Gerçek hayatta da ne yazık ki durum böyle… Fotoğraf çekmek için o ana odaklanabileceğimiz kısacık zamandan feragat ediyoruz. Bu, bir futbol maçındaki heyecanlı bir an olabilir veya yurtdışındaki kalabalık bir müzede küçük bir zaman dilimi.

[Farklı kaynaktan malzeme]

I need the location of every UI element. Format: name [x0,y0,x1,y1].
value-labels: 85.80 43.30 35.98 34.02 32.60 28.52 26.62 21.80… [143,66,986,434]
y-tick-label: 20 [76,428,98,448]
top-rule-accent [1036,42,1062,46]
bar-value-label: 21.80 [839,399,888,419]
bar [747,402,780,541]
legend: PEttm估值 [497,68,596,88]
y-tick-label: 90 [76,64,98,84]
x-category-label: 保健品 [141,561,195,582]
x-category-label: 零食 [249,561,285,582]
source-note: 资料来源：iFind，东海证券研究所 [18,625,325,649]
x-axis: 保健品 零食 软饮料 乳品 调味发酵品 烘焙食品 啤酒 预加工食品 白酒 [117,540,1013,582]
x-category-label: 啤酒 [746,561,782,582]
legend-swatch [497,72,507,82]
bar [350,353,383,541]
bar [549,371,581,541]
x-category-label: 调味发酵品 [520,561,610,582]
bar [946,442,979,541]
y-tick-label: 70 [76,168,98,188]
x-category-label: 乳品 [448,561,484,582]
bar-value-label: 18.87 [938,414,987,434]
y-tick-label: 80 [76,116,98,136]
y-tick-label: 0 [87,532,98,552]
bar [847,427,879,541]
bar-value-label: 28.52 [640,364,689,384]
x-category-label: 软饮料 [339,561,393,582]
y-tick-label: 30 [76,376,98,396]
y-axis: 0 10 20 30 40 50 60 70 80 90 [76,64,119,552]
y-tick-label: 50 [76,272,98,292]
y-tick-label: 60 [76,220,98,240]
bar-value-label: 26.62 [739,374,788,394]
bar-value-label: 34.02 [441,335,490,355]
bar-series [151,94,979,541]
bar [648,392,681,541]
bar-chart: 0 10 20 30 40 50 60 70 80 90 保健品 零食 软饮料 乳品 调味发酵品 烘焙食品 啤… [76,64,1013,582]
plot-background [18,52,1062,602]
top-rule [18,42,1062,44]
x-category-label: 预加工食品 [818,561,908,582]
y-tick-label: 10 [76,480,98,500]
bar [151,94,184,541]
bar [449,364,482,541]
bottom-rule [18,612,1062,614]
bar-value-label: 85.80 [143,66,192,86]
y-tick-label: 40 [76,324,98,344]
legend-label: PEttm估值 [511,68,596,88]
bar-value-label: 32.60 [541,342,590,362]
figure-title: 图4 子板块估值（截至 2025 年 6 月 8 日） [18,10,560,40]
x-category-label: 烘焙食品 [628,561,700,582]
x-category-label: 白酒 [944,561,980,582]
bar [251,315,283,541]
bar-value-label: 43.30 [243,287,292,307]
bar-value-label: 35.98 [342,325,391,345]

Bir tur otobüsünde uzunca bir süre izleyeceğiniz bir manzara olsa bile, en ideal fotoğrafı çekmek için harcadığınız enerji ve zamanla keyif alabileceğiniz süreyi kısaltmak pek mantıklı olmayabilir.

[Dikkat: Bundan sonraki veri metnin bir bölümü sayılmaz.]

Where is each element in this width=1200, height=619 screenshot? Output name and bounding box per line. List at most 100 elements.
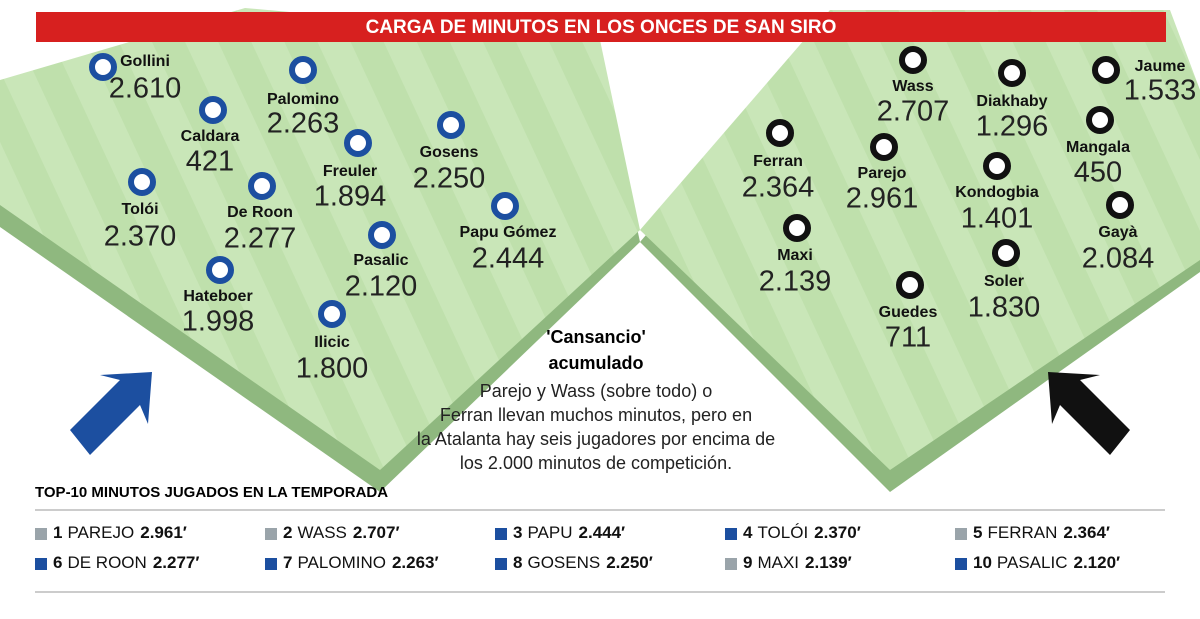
title: CARGA DE MINUTOS EN LOS ONCES DE SAN SIR… — [366, 17, 837, 38]
player-minutes: 1.296 — [976, 111, 1049, 143]
player-minutes: 2.444 — [472, 243, 545, 275]
player-minutes: 2.961 — [846, 183, 919, 215]
team-swatch — [725, 558, 737, 570]
minutes: 2.277′ — [153, 553, 200, 572]
player-minutes: 2.250 — [413, 163, 486, 195]
player-minutes: 2.707 — [877, 96, 950, 128]
rank: 2 — [283, 523, 292, 542]
note-line: Parejo y Wass (sobre todo) o — [480, 381, 712, 401]
note-heading: 'Cansancio' — [546, 327, 646, 347]
rank: 8 — [513, 553, 522, 572]
player-name: Tolói — [121, 201, 158, 218]
title-bar — [36, 12, 1166, 42]
player-name: Wass — [892, 78, 933, 95]
player-name: Ferran — [753, 153, 803, 170]
ranking-item: 10 PASALIC 2.120′ — [973, 553, 1120, 572]
player-name: Soler — [984, 273, 1024, 290]
player: PALOMINO — [297, 553, 385, 572]
arrow-left — [70, 372, 152, 455]
player-minutes: 1.800 — [296, 353, 369, 385]
player-name: Ilicic — [314, 334, 350, 351]
note-line: la Atalanta hay seis jugadores por encim… — [417, 429, 775, 449]
team-swatch — [495, 558, 507, 570]
ranking-title: TOP-10 MINUTOS JUGADOS EN LA TEMPORADA — [35, 484, 388, 501]
player: PAPU — [527, 523, 572, 542]
player-minutes: 1.533 — [1124, 75, 1197, 107]
player-name: Freuler — [323, 163, 377, 180]
team-swatch — [955, 558, 967, 570]
rank: 5 — [973, 523, 982, 542]
player-name: Pasalic — [353, 252, 408, 269]
player-minutes: 450 — [1074, 157, 1122, 189]
player-marker — [870, 133, 898, 161]
minutes: 2.364′ — [1063, 523, 1110, 542]
player: WASS — [297, 523, 346, 542]
player-marker — [1092, 56, 1120, 84]
player-minutes: 2.370 — [104, 221, 177, 253]
player-name: Jaume — [1135, 58, 1186, 75]
player-name: Mangala — [1066, 139, 1130, 156]
player-marker — [344, 129, 372, 157]
player-marker — [899, 46, 927, 74]
minutes: 2.250′ — [606, 553, 653, 572]
team-swatch — [265, 528, 277, 540]
player: FERRAN — [987, 523, 1057, 542]
player: DE ROON — [67, 553, 146, 572]
team-swatch — [35, 528, 47, 540]
player-minutes: 1.998 — [182, 306, 255, 338]
team-swatch — [495, 528, 507, 540]
player-marker — [289, 56, 317, 84]
ranking-item: 2 WASS 2.707′ — [283, 523, 400, 542]
player-marker — [992, 239, 1020, 267]
rank: 3 — [513, 523, 522, 542]
player: PASALIC — [997, 553, 1068, 572]
player-marker — [983, 152, 1011, 180]
ranking-item: 3 PAPU 2.444′ — [513, 523, 625, 542]
rank: 4 — [743, 523, 753, 542]
player-marker — [199, 96, 227, 124]
ranking-item: 8 GOSENS 2.250′ — [513, 553, 653, 572]
player-marker — [783, 214, 811, 242]
player-marker — [1086, 106, 1114, 134]
ranking-item: 6 DE ROON 2.277′ — [53, 553, 199, 572]
player-minutes: 1.401 — [961, 203, 1034, 235]
player-marker — [128, 168, 156, 196]
minutes: 2.120′ — [1073, 553, 1120, 572]
player-minutes: 2.139 — [759, 266, 832, 298]
player-minutes: 711 — [885, 322, 931, 354]
player-minutes: 421 — [186, 146, 234, 178]
player-marker — [766, 119, 794, 147]
rank: 7 — [283, 553, 292, 572]
ranking-item: 1 PAREJO 2.961′ — [53, 523, 187, 542]
player-marker — [491, 192, 519, 220]
player-name: Palomino — [267, 91, 339, 108]
player: GOSENS — [527, 553, 600, 572]
player-minutes: 2.120 — [345, 271, 418, 303]
note-heading: acumulado — [548, 353, 643, 373]
player: PAREJO — [67, 523, 134, 542]
player-name: Gollini — [120, 53, 170, 70]
player-minutes: 2.610 — [109, 73, 182, 105]
player-marker — [998, 59, 1026, 87]
team-swatch — [725, 528, 737, 540]
player-marker — [368, 221, 396, 249]
player-name: De Roon — [227, 204, 293, 221]
ranking-item: 9 MAXI 2.139′ — [743, 553, 852, 572]
note-line: los 2.000 minutos de competición. — [460, 453, 732, 473]
player-name: Maxi — [777, 247, 813, 264]
player-marker — [1106, 191, 1134, 219]
player-name: Kondogbia — [955, 184, 1039, 201]
arrow-right — [1048, 372, 1130, 455]
player-minutes: 2.364 — [742, 172, 815, 204]
team-swatch — [265, 558, 277, 570]
team-swatch — [35, 558, 47, 570]
player-name: Guedes — [879, 304, 938, 321]
note-line: Ferran llevan muchos minutos, pero en — [440, 405, 752, 425]
player-minutes: 2.277 — [224, 223, 297, 255]
minutes: 2.263′ — [392, 553, 439, 572]
pitch-left — [0, 8, 640, 470]
player-marker — [437, 111, 465, 139]
player-name: Caldara — [181, 128, 240, 145]
team-swatch — [955, 528, 967, 540]
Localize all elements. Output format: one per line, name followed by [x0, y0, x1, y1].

Kişisel görüşüm bir yana, bu araştırmanın genel sonucu video veya fotoğraf gibi araçlarla kaydedilen anılar arttıkça, o anılara dair deneyimlerin azalması olmuştur.

Bilişsel kaynaklarınızı fotoğraf çekmek yerine deneyim edinmek için harcayın. Böylece daha tam, kesin ve tatmin edici hatıralar elde edebilirsiniz.  Tabi eğer Facebook’a koyulacak ‘cool’ bir fotoğrafta yer almak ve arkadaşlarınızı imrendirmekten ötesini istiyorsanız.

 

Yazarın diğer yazıları için tıklayınız. 

 

Kaynak: Henkel, L. A. (2014). Point-and-shoot memories: The influence of taking photos on memory for a museum tour. Psychological Science, 25(2), 396-402.

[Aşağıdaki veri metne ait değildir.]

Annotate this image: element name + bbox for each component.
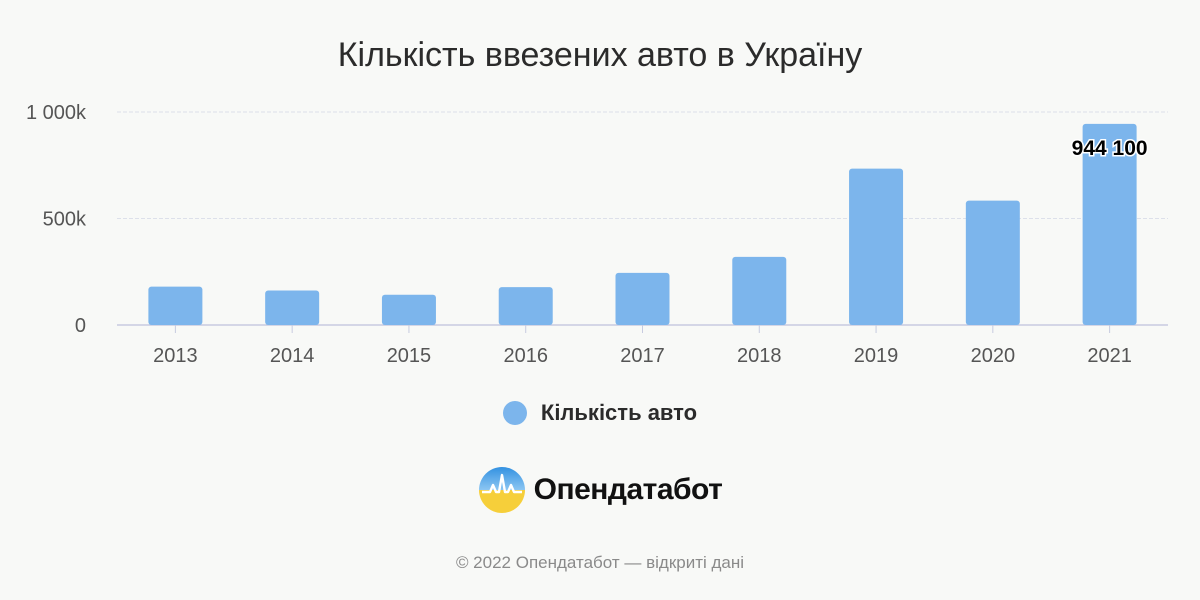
logo-text: Опендатабот [533,473,723,506]
x-axis-ticks: 2013 2014 2015 2016 2017 2018 2019 2020 2021 [153,325,1132,367]
x-tick-label: 2021 [1087,345,1132,367]
y-tick-label: 0 [75,315,86,337]
bar-2017 [615,272,670,325]
x-tick-label: 2018 [737,345,782,367]
data-label: 944 100 [1072,137,1148,160]
x-tick-label: 2019 [854,345,899,367]
y-tick-label: 1 000k [26,102,87,124]
bar-2020 [965,200,1020,325]
x-tick-label: 2020 [971,345,1016,367]
logo: Опендатабот [0,466,1200,514]
legend-marker [502,401,527,425]
y-tick-label: 500k [43,209,87,231]
bar-2014 [265,290,320,325]
legend[interactable]: Кількість авто [0,400,1200,426]
bar-2021 [1082,123,1137,325]
x-tick-label: 2015 [387,345,432,367]
bar-2018 [732,256,787,325]
footer-credit: © 2022 Опендатабот — відкриті дані [455,553,745,572]
x-tick-label: 2013 [153,345,198,367]
chart-title: Кількість ввезених авто в Україну [337,36,863,74]
bar-2019 [849,168,904,325]
data-labels: 944 100 [1070,135,1149,161]
x-tick-label: 2016 [503,345,548,367]
x-tick-label: 2017 [620,345,665,367]
opendatabot-logo-icon [478,467,525,513]
bars [148,123,1137,325]
bar-2016 [498,287,553,325]
x-tick-label: 2014 [270,345,315,367]
bar-chart: 0 500k 1 000k 2013 2014 2015 2016 2017 2018 2019… [26,102,1168,367]
y-axis-ticks: 0 500k 1 000k [26,102,87,337]
legend-label: Кількість авто [540,400,698,425]
bar-2013 [148,286,203,325]
bar-2015 [381,294,436,325]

Seda Çukurova: İflah olmaz bir iyi-yaşam tutkunu. Yenilikçi, kıpırtılı ve duygusal. Öğrendiklerinden etkilenen, tabiri caizse kendini kaybeden, kapılıp gidiveren bir wellness aşığı. Bilkent Üniversitesi İşletme Fakültesinden mezun oldu. Pazarlama ve inovasyon yönetimi ağırlıklı dersler aldı. Anadalını sürdürürken Psikoloji bölümünden Social Psychology, Cognitive Psychology, Brain and Behavior, Developmental Psychology gibi dersler alarak yandal programını tamamladı ve sertifika aldı. Florida’daki Walt Disney World’de çalıştı, Almanya’daki Goethe Universitat’te değişim öğrencisi oldu. Şimdilerde sağlık iletişimi ve davranışsal sağlık alanlarında kazandığı yükseklisans bursuyla Amerika’ya gitmek üzere hazırlıklarını sürdürüyor. Sağlıklı yemekler pişirdiği, tenis oynadığı, sağlık üzerine belgeseller izlediği anlar onun en mutlu anları..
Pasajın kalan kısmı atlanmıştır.